CS 600 Solutions to Test I

October 14, 1998

1 a) Let p be the probability that x is found in one location in the upper half.
Then pn/2 + 9pn/2 = 1 holds (we are assuming here that x is in the array).
Hence p = 1/5n.

b) For simplicity let us ignore floor/ceiling.
First to get a general idea. If x is at n/2, then 1 comparison is necessary.
If x is at n/4(lower half) or 3n/4 (upper half), then 2 comparisons are necessary.
If x is at n/8 or 3n/8 (lower half), or 5n/8 or 7n/8 (upper half), then 3 comparisons are necessary......
Since x is at each location in the lower half with probability 9p, and in the upper half with p, the average time T(n) in this case is:
$T(n) = \Theta(9p(1*1 + 2*1 + 3*2 + 4*4 ...) + p(2*1 + 3*2 + 4*4 + ...))$

c) $T(n) = \Theta(10p \Sigma_{i=2}^{\lg n} i 2^{i-2} + 9p)$
$= \Theta(5p/2\Sigma_{i=1}^{\lg n} i 2^{i} + 4p)$
$= \Theta(1/n((\lg n -1)2^{\lg n} + 2)4/5n)$

Since $2^{\lg n} = n$, $T(n) = \Theta(\lg n)$.

2 a) A decision problem (or a language) is in class NP if and only if it has a certificate of length polynomial in the size of the problem, and there is a polynomial time algorithm that verifies the certificate.

More rigorously, a language L is in class NP if and only if there is a certificate y and an algorithm A such that for any string x of L, y for x is of length bounded by $O(\sim x \sim^{c})$ for some constant c, and A produces 1 given x and y for xin time polynomial in $\sim x \sim$, where $\sim x \sim$ is the length of x.

b) A subset T of S is a certificate.
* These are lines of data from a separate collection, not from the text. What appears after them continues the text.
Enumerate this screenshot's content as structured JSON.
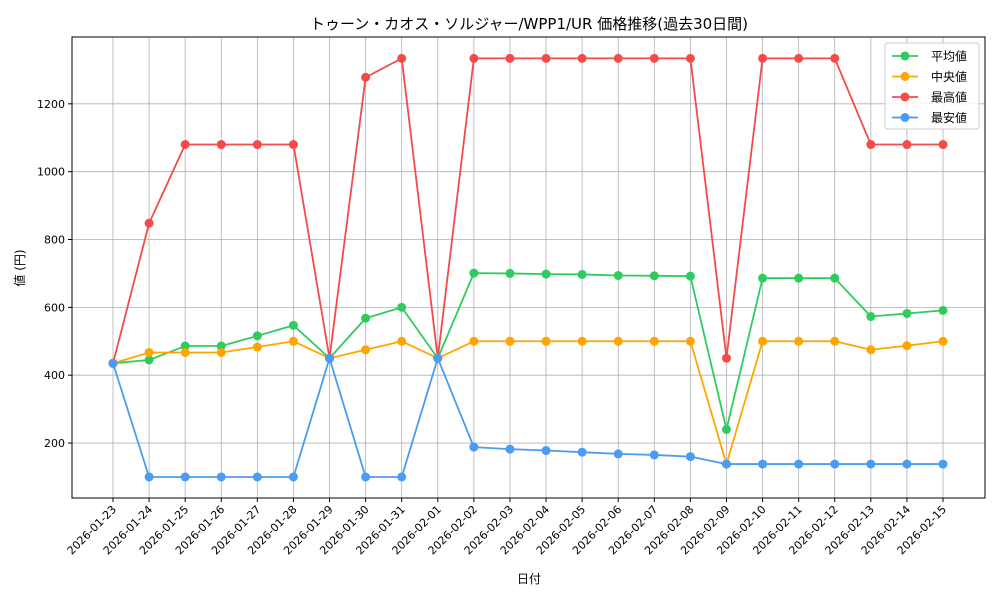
{
  "chart_data": {
    "type": "line",
    "title": "トゥーン・カオス・ソルジャー/WPP1/UR 価格推移(過去30日間)",
    "xlabel": "日付",
    "ylabel": "値 (円)",
    "ylim": [
      38,
      1397
    ],
    "yticks": [
      200,
      400,
      600,
      800,
      1000,
      1200
    ],
    "grid": true,
    "legend_position": "upper right",
    "categories": [
      "2026-01-23",
      "2026-01-24",
      "2026-01-25",
      "2026-01-26",
      "2026-01-27",
      "2026-01-28",
      "2026-01-29",
      "2026-01-30",
      "2026-01-31",
      "2026-02-01",
      "2026-02-02",
      "2026-02-03",
      "2026-02-04",
      "2026-02-05",
      "2026-02-06",
      "2026-02-07",
      "2026-02-08",
      "2026-02-09",
      "2026-02-10",
      "2026-02-11",
      "2026-02-12",
      "2026-02-13",
      "2026-02-14",
      "2026-02-15"
    ],
    "series": [
      {
        "name": "平均値",
        "color": "#2ecc5f",
        "values": [
          435,
          445,
          486,
          486,
          516,
          547,
          450,
          568,
          600,
          450,
          701,
          700,
          698,
          697,
          694,
          693,
          692,
          240,
          686,
          686,
          686,
          573,
          582,
          591
        ]
      },
      {
        "name": "中央値",
        "color": "#ffa500",
        "values": [
          435,
          467,
          467,
          467,
          483,
          500,
          450,
          475,
          500,
          450,
          500,
          500,
          500,
          500,
          500,
          500,
          500,
          138,
          500,
          500,
          500,
          475,
          487,
          500
        ]
      },
      {
        "name": "最高値",
        "color": "#f44a4a",
        "values": [
          435,
          848,
          1080,
          1080,
          1080,
          1080,
          450,
          1278,
          1334,
          450,
          1334,
          1334,
          1334,
          1334,
          1334,
          1334,
          1334,
          450,
          1334,
          1334,
          1334,
          1080,
          1080,
          1080
        ]
      },
      {
        "name": "最安値",
        "color": "#4a9bf4",
        "values": [
          435,
          100,
          100,
          100,
          100,
          100,
          450,
          100,
          100,
          450,
          188,
          182,
          178,
          173,
          168,
          165,
          160,
          138,
          138,
          138,
          138,
          138,
          138,
          138
        ]
      }
    ]
  },
  "legend": {
    "items": [
      "平均値",
      "中央値",
      "最高値",
      "最安値"
    ]
  }
}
Since T is a subset of S, the length of the certificate is certainly a polynomial in the size of the problem, which is $O(\sim S \sim)$.

A verification algorithm must check:
1) T is a subset of S,
2) T is a set(included in 1)), that is there are no duplications in T, and
3) $\Sigma_{a_{i} \in T} s(a_{i}) = \Sigma_{a_{i} \in S - T} s(a_{i})$,
in polynomial time.

1) and 2) each take O(n²) time, and 3) takes O(n) time, where n is the number of elements in S.

Hence the partition problem is in class NP.

3 a) A polynomial reduction is a mapping of one problem say P to another say Q, producing an instance of Q for each instance of P such that

(1)

the mapping takes polynomial time and

(2)

the answer to an instance of P is the same as that for the corresponding instance of Q.

b) Let a set S of objects { a₁, ..., a_n} and their size s(a₁), ..., s(a_n)be the given instance of the partition problem.

We construct the corresponding instance of the bin packing problem as follows:

Let U = S, and s(u_i) = 2s(a_i)/V for each $u_{i} \in U$, and let the number of bins k = 2, where $V = \Sigma_{a_{i} \in S} s(a_{i})$.
Clearly these can be obtained in time polynomial in the size of the partition problem.

Let us now see whether or not the answer to an instance p of the partition problem is always the same as that to the corresponding instance q of the bin packing problem.

Suppose that the answer to p is 'yes'. Then we have a set $T \subseteq S$, such that $\Sigma_{a_{i} \in T} s(a_{i}) = \Sigma_{a_{i} \in S - T} s(a_{i})$.
Hence $\Sigma_{a_{i} \in T} s(a_{i})/V = \Sigma_{a_{i} \in S - T} s(a_{i})/V = 1$.
Hence we can pack into one bin the objects u_i's corresponding to the a_i's in T, and pack the rest into another bin.

If the answer to p is 'yes' on the other hand, then there is no such set T. Hence no matter how we group the objects of U into two groups, one of them can not be packed into a bin.

Thus the answer to p is always the same as that for q.